Quote of the Day
Epiphye Corp.'s business plan is about an inch thick, neither fat nor skinny as these things go. The interior pages are slickly and groovily desktop-published out of Avi's laptop. The covers are rugged hand-laid paper of rice chaff, bamboo tailings, free-range hemp, and crystalline glacial meltwater made by wizened artisans operating out of a mist-shrouded temple hewn from living volcanic rock on some island known only to aerobically gifted, Spandex-sheathed Left Coast travel bores. An impressionistic map of the South China Sea has been dashed across these covers by molecularly reconstructed Ming Dynasty calligraphers using brushes of combed unicorn mane dipped into ink made of grinding down charcoal slabs fashioned by blind stylite monks from hand-charred fragments of the True Cross.
That is probably the most epic description of anything I've ever read.
Quote of the Day
I have a couple of friends that either have already served in the military or are currently serving. And I've noticed one thing in a book I'm reading[1] that seems to be pretty close to what my friends have confirmed.
Guys and gals from his high school keep coming round to visit, and Bobby soon learns the trick that his father and his uncles and granduncles all knew, which is that you never talk about the specifics of what happened over there. No one wants to hear about how you dug half of your buddy’s molars out of your leg with the point of a bayonet. All of these kids seem like idiots and lightweights to him now. The only person he can stand to be around is his great-grandfather Shaftoe, ninety-four years of age and sharp as a tack, who was there at Petersburg when Burnside blew a huge hole in the Confederate lines with buried explosives and sent his men rushing into the crater where they got slaughtered. He never talks about it, of course, just as Bobby Shaftoe never talks about the lizard.
While this quote isn't exactly accurate it does have parts of the truth.
My friends rarely ever talk about what they did or saw when they served and for a good reason too. Typically it's because there's no way we can relate to their experiences and the story or feelings are completely lost on us. Only once did a friend share a story and it was after a somewhat traumatic experience, so it wasn't exactly normal circumstances for him to decide to tell us about it.
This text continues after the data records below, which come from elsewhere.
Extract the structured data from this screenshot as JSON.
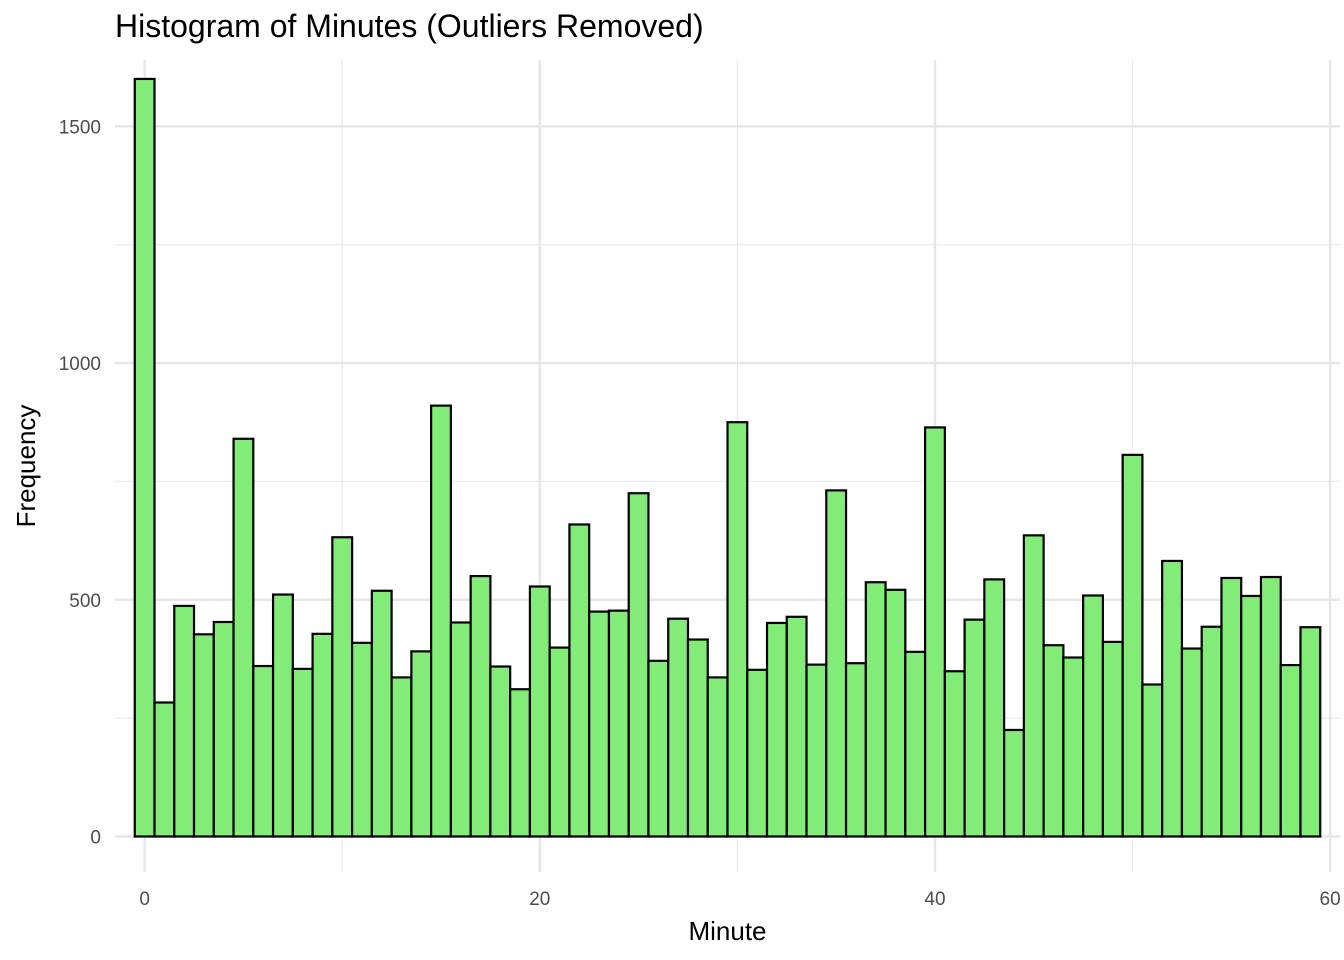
{
  "chart_data": {
    "type": "bar",
    "title": "Histogram of Minutes (Outliers Removed)",
    "xlabel": "Minute",
    "ylabel": "Frequency",
    "xlim": [
      -1.5,
      60.5
    ],
    "ylim": [
      -75,
      1640
    ],
    "x_ticks": [
      0,
      20,
      40,
      60
    ],
    "y_ticks": [
      0,
      500,
      1000,
      1500
    ],
    "grid": true,
    "legend": "none",
    "bar_color": "#83eb77",
    "bar_border_color": "#000000",
    "bins": [
      0,
      1,
      2,
      3,
      4,
      5,
      6,
      7,
      8,
      9,
      10,
      11,
      12,
      13,
      14,
      15,
      16,
      17,
      18,
      19,
      20,
      21,
      22,
      23,
      24,
      25,
      26,
      27,
      28,
      29,
      30,
      31,
      32,
      33,
      34,
      35,
      36,
      37,
      38,
      39,
      40,
      41,
      42,
      43,
      44,
      45,
      46,
      47,
      48,
      49,
      50,
      51,
      52,
      53,
      54,
      55,
      56,
      57,
      58,
      59
    ],
    "values": [
      1600,
      283,
      487,
      427,
      453,
      840,
      360,
      511,
      354,
      428,
      632,
      409,
      519,
      336,
      391,
      910,
      452,
      550,
      359,
      311,
      528,
      399,
      659,
      475,
      477,
      725,
      371,
      460,
      416,
      336,
      875,
      352,
      451,
      464,
      363,
      731,
      366,
      537,
      521,
      390,
      864,
      349,
      458,
      543,
      225,
      636,
      404,
      378,
      509,
      411,
      806,
      321,
      582,
      397,
      443,
      546,
      508,
      548,
      362,
      442
    ]
  }
}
So next time you see someone who served, thank them and respect them enough not to pry a war story out of them.
- Cryptonomicon by Neal Stephenson [↩]
Quote of the <not very specific unit of time>
The boy had a peculiar relationship with sound. When a fire engine passed, he was not troubled by the siren's howl or the bell's clang. But when a hornet got into the house and swung across the ceiling in a broad Lissajous, droning almost inaudibly, he cried in pain at the noise. And if he saw or smelled something that scared him, he would clap his hands over his ears.
One noise that troubled him not at all was the pipe organ in the chapel at Bolger Christian College. The chapel itself was nothing worth mentioning, but the organ had been endowed by the paper mill family and would have sufficed for a church four times the size. It nicely complemented the organist, a retired high school math teacher who felt that certain attributes of the Lord (violence and capriciousness in the Old Testament, majesty and triumph in the New) could be directly conveyed into the souls of the enpewed sinners through a kind of frontal sonic impregnation. That ran the risk of blowing out the stained-glass windows was of no consequence since no one liked them anyway, and the paper mill fumes were gnawing at the interstitial lead. But after one little old lady too many staggered down the aisle after a service, reeling from tinnitus, and made a barbed comment to the minister about the exceedingly dramatic music, the organist was replaced.
--Neal Stephenson, Cryptonomicon
I just today picked up Cryptonomicon from Bookman's, Tucson's local used-book (or just about any kind of media) store and began reading. I rarely find books this amusing but I literally laughed out loud for a good few minutes after reading the bold section in that quote.